У него народу, вообще, масса останавливалось. Домина огромный был, там этих Gastzimmer'oa, комнат для гостей, было много. У него всегда было очень симпатично, потому что Бор любил спорить очень. Вот обыкновенно уже за завтраком начинался спор. Перекричать его невозможно было, потому что в пылу спора он, наоборот, понижал голос, потом за пиджак брал, шептал что-то. Ну, что с ним сделаешь! И очень он был хороший человек просто по человечеству. Действительно, первосортный человек во всех отношениях. При нем не приживались плохие люди, потому что он тоже всегда говорил, что плохой человек не может быть хорошим ученым, так не бывает. И прав совершенно. Я тоже всегда в жизни придерживался этой точки зрения. Той же точки зрения придерживался и Кольцов. И той же точки зрения – Мензбир, учитель Кольцова. Так что в московской школе зоологов это была старая точка зрения.

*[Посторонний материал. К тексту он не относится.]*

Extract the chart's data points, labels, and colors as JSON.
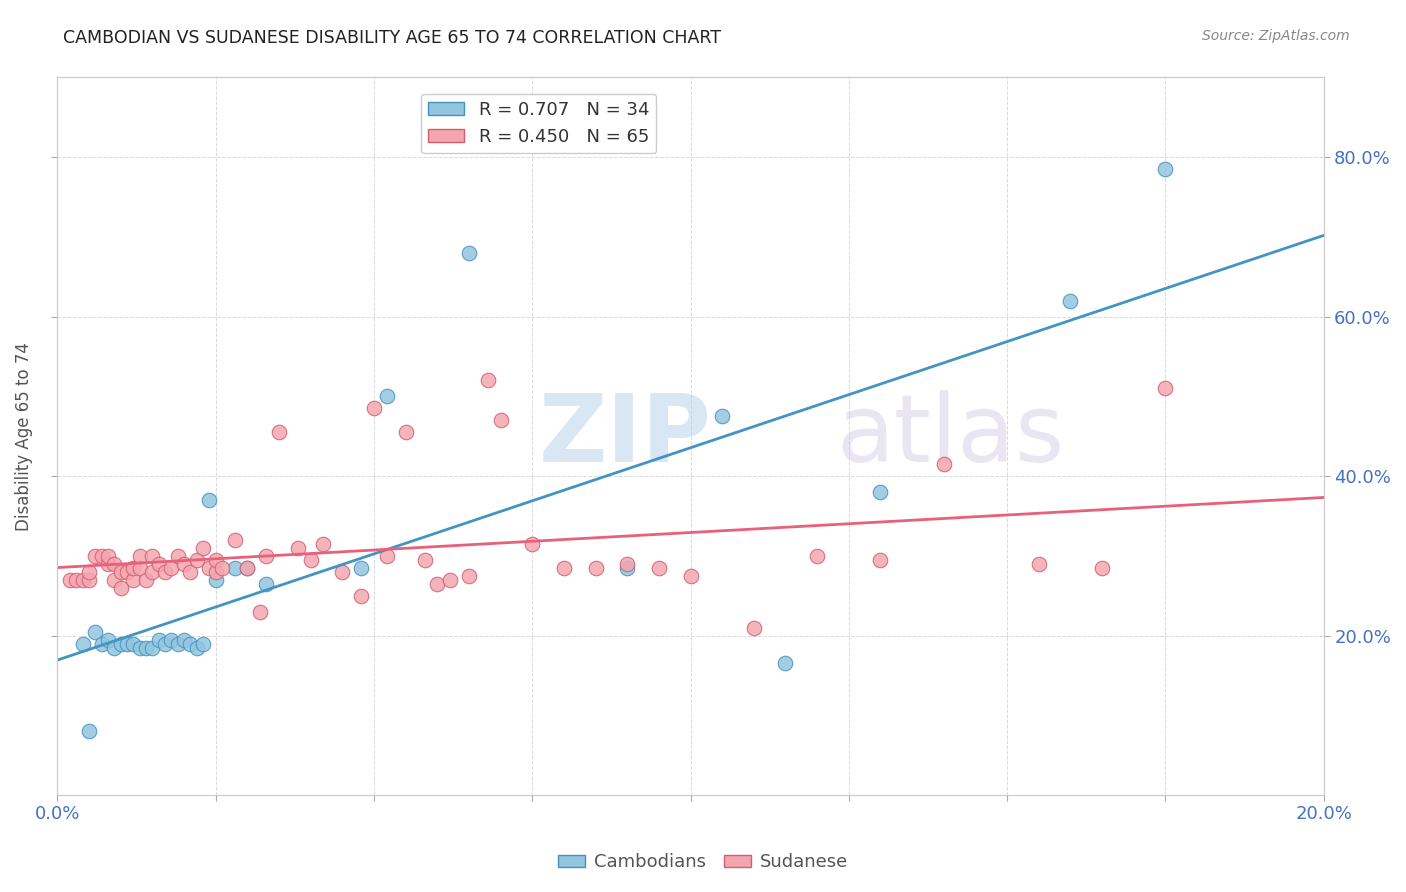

Там, в боровском институте, я познакомился со своим другом Христиан Христианычем. Как-то в один из приездов в Копенгаген сидим я и Дельбрюк, по-моему, за лабораторным чаем. Там каждый день в четыре часа все собираются в библиотеке – длинный стол, много стульев – и совместно пьют чай с печеньем, сахаром и сливками. И каждый год есть чайный председатель. Вот в этот год был как раз заведующий биологией Винге чайным председателем. Ну, сидим, пьем, вдруг стук в дверь. Приоткрывается дверь, и какой-то длинный дяденька руку просовывает и что-то мигает Винге, а тот ему обратно мигает, и вот так рукой... Тогда тот входит, в гетрах, с хлыстиком, в таком верховом костюме, на цыпочках подходит. Винге знакомит меня, говорит: «Вот это наш русский гость Тимофеев-Ресовский. А это,– говорит,– наш король». Он, король-то, услышав, что я русский, сразу рядышком сел и заговорил «по-русскому». «Я,– говорит,– еще помню по-русскому. Ведь моя тетушка покойная – вдовствующая императрица [11]11
  Мария-София-Фридерика-Дагмара – после заключения брака с русским императором Александром III в 1866г. ставшая императрицей Марией Федоровной, была дочерью датского короля Христиана IX.


[Закрыть]
Мария Федоровна». И стал расспрашивать про Россию. Говорит: «Я сам Христиан, мой отец тоже был Христиан, значит я по-русскому Христиан Христианович». Потом развел компанию коммерческую, какие в Дании хорошие кожаные изделия и какие хорошие сейчас шерстяные изделия и галстуки: «Мы делаем сейчас не шелковые, а шерстяные галстуки очень хорошие. Неужто вы еще не купили?» Обращается к Бору и говорит: «Что же это вы его не сводили?» Надо делать, мол, пропаганду нашим издельям, и всякая такая штука.